FINRA Proposes Amendment to Corporate Financing Rule and Conflict of Interest Rule

FINRA Rule 5110, the corporate financing rule, regulates the terms and arrangements of securities underwriting conducted by FINRA member broker-dealers, which covers virtually all of the US securities industry. FINRA has proposed amendments to the corporate financing rule that would (a) exclude “independent financial advisers” from the application of the corporate financing rule, (b) limit lock-up restrictions for certain securities acquired or converted to prevent dilution, and (c) clarify information requirements for public offering filings.
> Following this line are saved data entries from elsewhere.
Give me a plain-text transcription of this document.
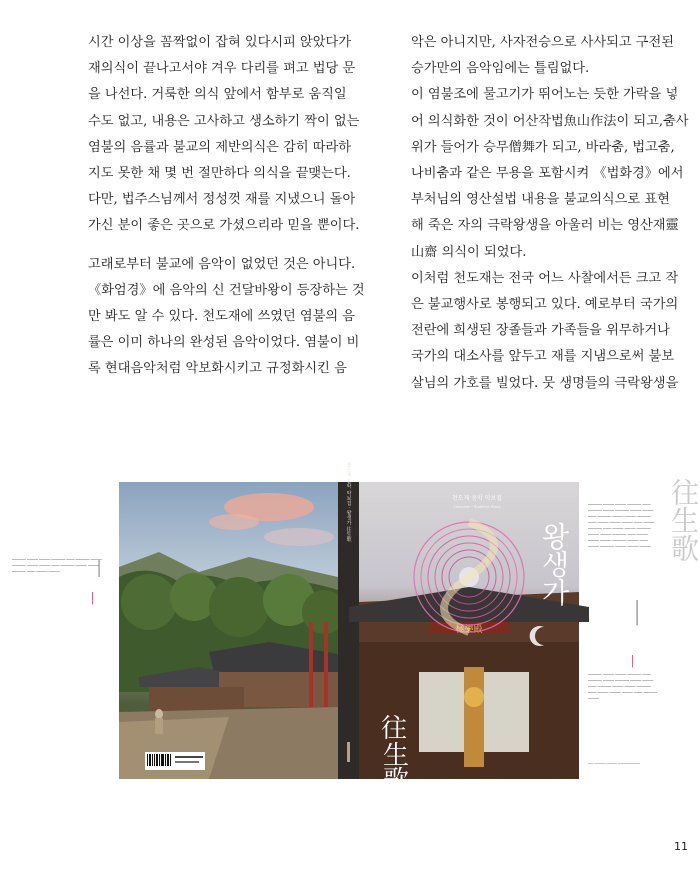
시간 이상을 꼼짝없이 잡혀 있다시피 앉았다가
재의식이 끝나고서야 겨우 다리를 펴고 법당 문
을 나선다. 거룩한 의식 앞에서 함부로 움직일
수도 없고, 내용은 고사하고 생소하기 짝이 없는
염불의 음률과 불교의 제반의식은 감히 따라하
지도 못한 채 몇 번 절만하다 의식을 끝맺는다.
다만, 법주스님께서 정성껏 재를 지냈으니 돌아
가신 분이 좋은 곳으로 가셨으리라 믿을 뿐이다.

고래로부터 불교에 음악이 없었던 것은 아니다.
《화엄경》에 음악의 신 건달바왕이 등장하는 것
만 봐도 알 수 있다. 천도재에 쓰였던 염불의 음
률은 이미 하나의 완성된 음악이었다. 염불이 비
록 현대음악처럼 악보화시키고 규정화시킨 음

악은 아니지만, 사자전승으로 사사되고 구전된
승가만의 음악임에는 틀림없다.
이 염불조에 물고기가 뛰어노는 듯한 가락을 넣
어 의식화한 것이 어산작법魚山作法이 되고,춤사
위가 들어가 승무僧舞가 되고, 바라춤, 법고춤,
나비춤과 같은 무용을 포함시켜 《법화경》에서
부처님의 영산설법 내용을 불교의식으로 표현
해 죽은 자의 극락왕생을 아울러 비는 영산재靈
山齋 의식이 되었다.
이처럼 천도재는 전국 어느 사찰에서든 크고 작
은 불교행사로 봉행되고 있다. 예로부터 국가의
전란에 희생된 장졸들과 가족들을 위무하거나
국가의 대소사를 앞두고 재를 지냄으로써 불보
살님의 가호를 빌었다. 뭇 생명들의 극락왕생을

▁▁▁▁▁ ▁▁▁▁ ▁▁▁▁ ▁▁▁▁▁ ▁▁▁ ▁▁▁▁▁ ▁▁▁▁ ▁▁▁▁▁ ▁▁▁▁ ▁▁▁▁ ▁▁▁ ▁▁▁▁▁ ▁▁▁▁ ▁▁▁▁ ▁▁▁▁▁ ▁▁▁ ▁▁▁▁ ▁▁▁▁	▁▁▁▁
▁▁▁▁
천도재 음악 악보집 · 왕생가 往生歌
極樂殿
천도재 음악 악보집
Chandoje • Buddhist Music
왕생가
往
生
歌
▁▁▁▁▁ ▁▁▁▁ ▁▁▁▁ ▁▁▁▁▁ ▁▁▁ ▁▁▁▁▁ ▁▁▁▁ ▁▁▁▁▁ ▁▁▁▁ ▁▁▁▁ ▁▁▁ ▁▁▁▁▁ ▁▁▁▁ ▁▁▁▁ ▁▁▁▁▁ ▁▁▁ ▁▁▁▁ ▁▁▁▁ ▁▁▁▁ ▁▁▁ ▁▁▁▁ ▁▁▁▁▁ ▁▁▁ ▁▁▁▁ ▁▁▁▁ ▁▁▁▁▁ ▁▁▁▁ ▁▁▁▁ ▁▁▁▁▁ ▁▁▁ ▁▁▁▁ ▁▁▁▁ ▁▁▁▁ ▁▁▁▁▁ ▁▁▁▁ ▁▁▁ ▁▁▁▁ ▁▁▁▁▁ ▁▁▁▁ ▁▁▁▁ ▁▁▁▁
▁▁▁▁▁ ▁▁▁▁ ▁▁▁▁ ▁▁▁▁▁ ▁▁▁ ▁▁▁▁▁ ▁▁▁▁ ▁▁▁▁▁ ▁▁▁▁ ▁▁▁▁ ▁▁▁ ▁▁▁▁▁ ▁▁▁▁ ▁▁▁▁ ▁▁▁▁▁ ▁▁▁ ▁▁▁▁ ▁▁▁▁ ▁▁▁▁ ▁▁▁ ▁▁▁▁▁ ▁▁▁▁
▁▁▁▁▁▁
▁▁▁▁
▁▁ ▁▁▁▁ ▁▁▁▁ ▁▁▁▁▁▁▁▁
往生歌
11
In addition, FINRA has also proposed to narrow the scope of the definition of “control” for purposes of FINRA Rule 5121, the conflict of interest rule, to exclude holders of subordinated debt. Separately, FINRA has proposed other amendments to the corporate financing rule that would (a) expand the circumstances under which FINRA member broker-dealers and issuers may negotiate termination fees and rights of first refusal and (b) exempt all exchange-traded funds from the filing requirements under that rule.

Introduction -

On January 9, 2014, the US Financial Industry Regulatory Authority, Inc. (“FINRA”) submitted proposed amendments to its Rule 5110 (the “Corporate Financing Rule”) and 5121 to the Securities and Exchange Commission (“SEC”). If adopted, the amendments (the “Amendment No. 1”) would (a) exclude “independent financial advisers” from being considered as “participating in a public offering;” (b) modify the lock-up restrictions under Rule 5110(g)(1) to exclude certain securities acquired or converted to prevent dilution; and (c) clarify that information requirements for filings submitted under Rule 5110 apply only to relationships with a “participating” member. In addition, FINRA has also proposed to narrow the scope of the definition of control in Rule 5121 (the “Conflict of Interest Rule,” and together with the Corporate Financing Rule, the “Rules”) by excluding beneficial owners of 10% or more of the outstanding subordinated debt of an entity.